Better educated live longer

March 11th, 2008 - 2:43 pm ICT by admin  

Washington, March 11 (IANS) Life expectancy has gone up over the past few decades, but recent data shows that not everyone has benefited equally. Latest findings from Harvard Medical School and Harvard University demonstrate that individuals with more than 12 years of education have significantly longer life expectancy than those who never went beyond high school.

“We like to think that as we as a country get healthier, everyone benefits,” says David Cutler, of Harvard University and co-author of the study. “Here we’ve found that you can have a rising tide that only lifts half the boats - and the ones lifted are the ones doing better to begin with.”

The research, conducted by Cutler and Ellen Meara, being published in March/April issue of Health Affairs, said that over the years, much attention has been paid to mortality rates based on socio-economic status, but less attention has been paid to recent trends in life expectancy, mortality, and education level.

To understand recent mortality trends, Meara and Cutler combined death certificate data with census population estimates and data from the National Longitudinal Mortality Study.

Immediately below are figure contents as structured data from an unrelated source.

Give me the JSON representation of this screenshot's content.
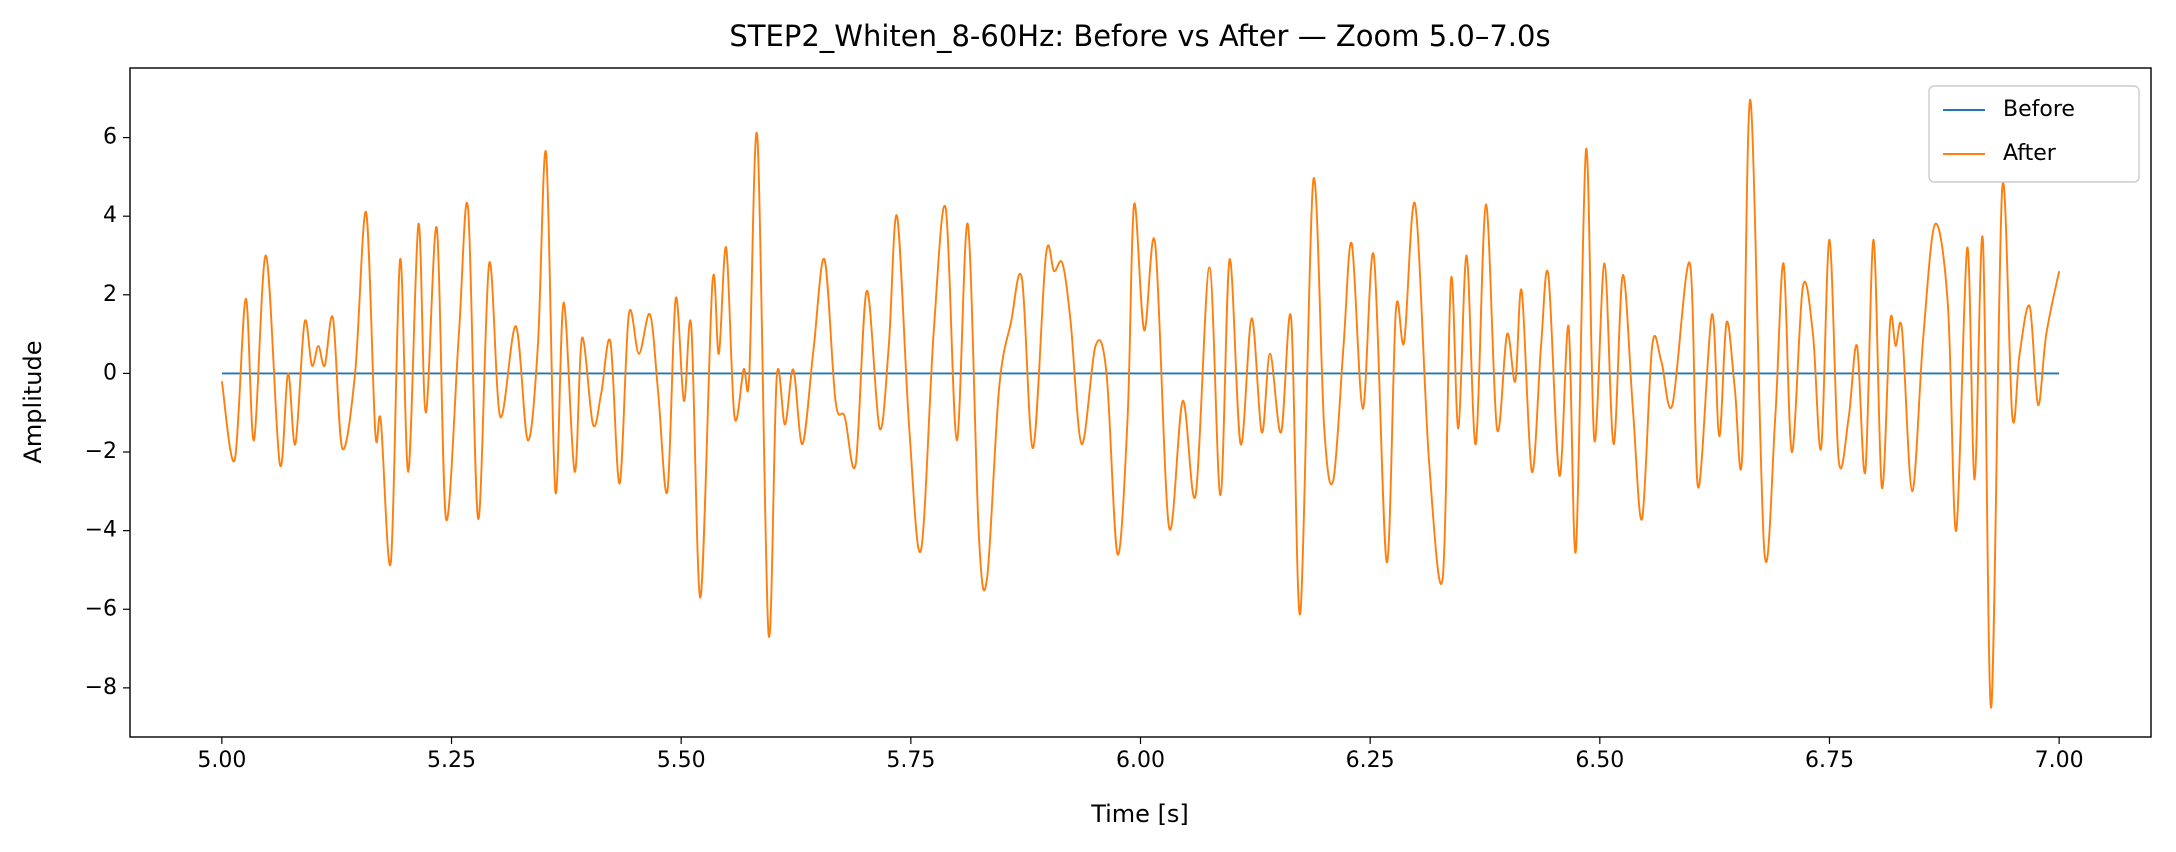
{
  "chart_data": {
    "type": "line",
    "title": "STEP2_Whiten_8-60Hz: Before vs After — Zoom 5.0–7.0s",
    "x_label": "Time [s]",
    "y_label": "Amplitude",
    "xlim": [
      4.9,
      7.1
    ],
    "ylim": [
      -9.25,
      7.77
    ],
    "xticks": [
      {
        "value": 5,
        "label": "5.00"
      },
      {
        "value": 5.25,
        "label": "5.25"
      },
      {
        "value": 5.5,
        "label": "5.50"
      },
      {
        "value": 5.75,
        "label": "5.75"
      },
      {
        "value": 6,
        "label": "6.00"
      },
      {
        "value": 6.25,
        "label": "6.25"
      },
      {
        "value": 6.5,
        "label": "6.50"
      },
      {
        "value": 6.75,
        "label": "6.75"
      },
      {
        "value": 7,
        "label": "7.00"
      }
    ],
    "yticks": [
      {
        "value": -8,
        "label": "−8"
      },
      {
        "value": -6,
        "label": "−6"
      },
      {
        "value": -4,
        "label": "−4"
      },
      {
        "value": -2,
        "label": "−2"
      },
      0,
      2,
      4,
      6
    ],
    "grid": false,
    "legend": "upper right",
    "series": [
      {
        "name": "Before",
        "color": "#1f77b4",
        "x": [
          5.0,
          7.0
        ],
        "values": [
          0,
          0
        ]
      },
      {
        "name": "After",
        "color": "#ff7f0e",
        "x": [
          5.0,
          5.014,
          5.026,
          5.035,
          5.048,
          5.063,
          5.072,
          5.08,
          5.09,
          5.098,
          5.105,
          5.112,
          5.121,
          5.131,
          5.145,
          5.157,
          5.167,
          5.173,
          5.184,
          5.194,
          5.203,
          5.214,
          5.222,
          5.234,
          5.244,
          5.258,
          5.268,
          5.279,
          5.291,
          5.303,
          5.32,
          5.333,
          5.344,
          5.353,
          5.363,
          5.372,
          5.384,
          5.392,
          5.404,
          5.413,
          5.423,
          5.433,
          5.443,
          5.454,
          5.466,
          5.475,
          5.485,
          5.494,
          5.503,
          5.511,
          5.521,
          5.534,
          5.541,
          5.549,
          5.558,
          5.568,
          5.574,
          5.583,
          5.595,
          5.604,
          5.613,
          5.622,
          5.632,
          5.644,
          5.656,
          5.668,
          5.678,
          5.69,
          5.702,
          5.716,
          5.726,
          5.735,
          5.748,
          5.761,
          5.775,
          5.788,
          5.8,
          5.812,
          5.824,
          5.833,
          5.846,
          5.859,
          5.871,
          5.883,
          5.897,
          5.906,
          5.915,
          5.924,
          5.936,
          5.951,
          5.963,
          5.975,
          5.986,
          5.993,
          6.004,
          6.016,
          6.031,
          6.046,
          6.06,
          6.075,
          6.087,
          6.097,
          6.109,
          6.121,
          6.132,
          6.141,
          6.153,
          6.164,
          6.174,
          6.188,
          6.2,
          6.21,
          6.221,
          6.23,
          6.242,
          6.254,
          6.268,
          6.278,
          6.287,
          6.299,
          6.314,
          6.329,
          6.338,
          6.346,
          6.355,
          6.365,
          6.376,
          6.388,
          6.399,
          6.408,
          6.415,
          6.426,
          6.436,
          6.444,
          6.456,
          6.466,
          6.474,
          6.485,
          6.494,
          6.505,
          6.515,
          6.525,
          6.536,
          6.546,
          6.557,
          6.567,
          6.579,
          6.598,
          6.607,
          6.622,
          6.63,
          6.638,
          6.647,
          6.655,
          6.664,
          6.679,
          6.691,
          6.7,
          6.709,
          6.721,
          6.732,
          6.741,
          6.75,
          6.76,
          6.771,
          6.78,
          6.789,
          6.798,
          6.807,
          6.816,
          6.822,
          6.829,
          6.84,
          6.852,
          6.865,
          6.879,
          6.888,
          6.9,
          6.908,
          6.917,
          6.926,
          6.938,
          6.949,
          6.957,
          6.968,
          6.977,
          6.986,
          7.0
        ],
        "values": [
          -0.2,
          -2.2,
          1.9,
          -1.7,
          3.0,
          -2.3,
          0,
          -1.8,
          1.3,
          0.2,
          0.7,
          0.2,
          1.4,
          -1.9,
          0,
          4.1,
          -1.5,
          -1.2,
          -4.8,
          2.9,
          -2.5,
          3.8,
          -1.0,
          3.7,
          -3.7,
          1.0,
          4.2,
          -3.7,
          2.8,
          -1.1,
          1.2,
          -1.7,
          0.7,
          5.6,
          -3.0,
          1.8,
          -2.5,
          0.9,
          -1.3,
          -0.5,
          0.8,
          -2.8,
          1.5,
          0.5,
          1.5,
          -0.5,
          -3.0,
          1.9,
          -0.7,
          1.2,
          -5.7,
          2.3,
          0.5,
          3.2,
          -1.1,
          0.1,
          -0.1,
          6.0,
          -6.6,
          -0.1,
          -1.3,
          0.1,
          -1.8,
          0.6,
          2.9,
          -0.7,
          -1.1,
          -2.3,
          2.1,
          -1.4,
          0.7,
          4.0,
          -1.3,
          -4.5,
          1.1,
          4.2,
          -1.7,
          3.8,
          -4.1,
          -5.2,
          -0.4,
          1.3,
          2.4,
          -1.9,
          3.0,
          2.6,
          2.8,
          1.3,
          -1.8,
          0.7,
          0,
          -4.6,
          -1.1,
          4.3,
          1.1,
          3.3,
          -3.9,
          -0.7,
          -3.1,
          2.7,
          -3.1,
          2.9,
          -1.8,
          1.4,
          -1.5,
          0.5,
          -1.5,
          1.4,
          -6.1,
          4.9,
          -1.4,
          -2.7,
          0.7,
          3.3,
          -0.9,
          3.0,
          -4.8,
          1.6,
          0.8,
          4.3,
          -2.2,
          -5.2,
          2.4,
          -1.4,
          3.0,
          -1.8,
          4.3,
          -1.4,
          1.0,
          -0.2,
          2.1,
          -2.5,
          0.7,
          2.5,
          -2.6,
          1.2,
          -4.5,
          5.7,
          -1.7,
          2.8,
          -1.8,
          2.5,
          -0.9,
          -3.7,
          0.7,
          0.3,
          -0.8,
          2.8,
          -2.9,
          1.5,
          -1.6,
          1.3,
          -0.4,
          -2.1,
          6.95,
          -4.5,
          -1.1,
          2.8,
          -2.0,
          2.2,
          1.0,
          -1.9,
          3.4,
          -2.2,
          -1.1,
          0.7,
          -2.5,
          3.4,
          -2.9,
          1.3,
          0.7,
          1.1,
          -3.0,
          0.9,
          3.8,
          1.7,
          -4.0,
          3.2,
          -2.7,
          3.4,
          -8.5,
          4.7,
          -1.1,
          0.5,
          1.7,
          -0.8,
          1.0,
          2.6
        ]
      }
    ]
  }
}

Restricting analyses to whites and non-Hispanic blacks, the team created two separate data sets, one covering 1981-1988, and the other 1990-2000.

In both data sets, life expectancy rose for individuals who had more than 12 years of education. For those with 12 years or less, it reached a plateau.

For example, comparing the 1980s to the 1990s, better educated individuals experienced nearly a year and a half of increased life expectancy, while the less educated experienced only half a year. For 1990-2000, life expectancy rose an additional 1.6 years for better educated, while remaining fixed for the less educated.

In addition, when the data was broken down by gender, the researchers found that women fared worse than men. Less educated women, regardless of race, experienced a slight decline in life expectancy at age 25.

Overall in the groups studied, as of 2000, better educated at age 25 could expect to live to age 82; the less educated, 75.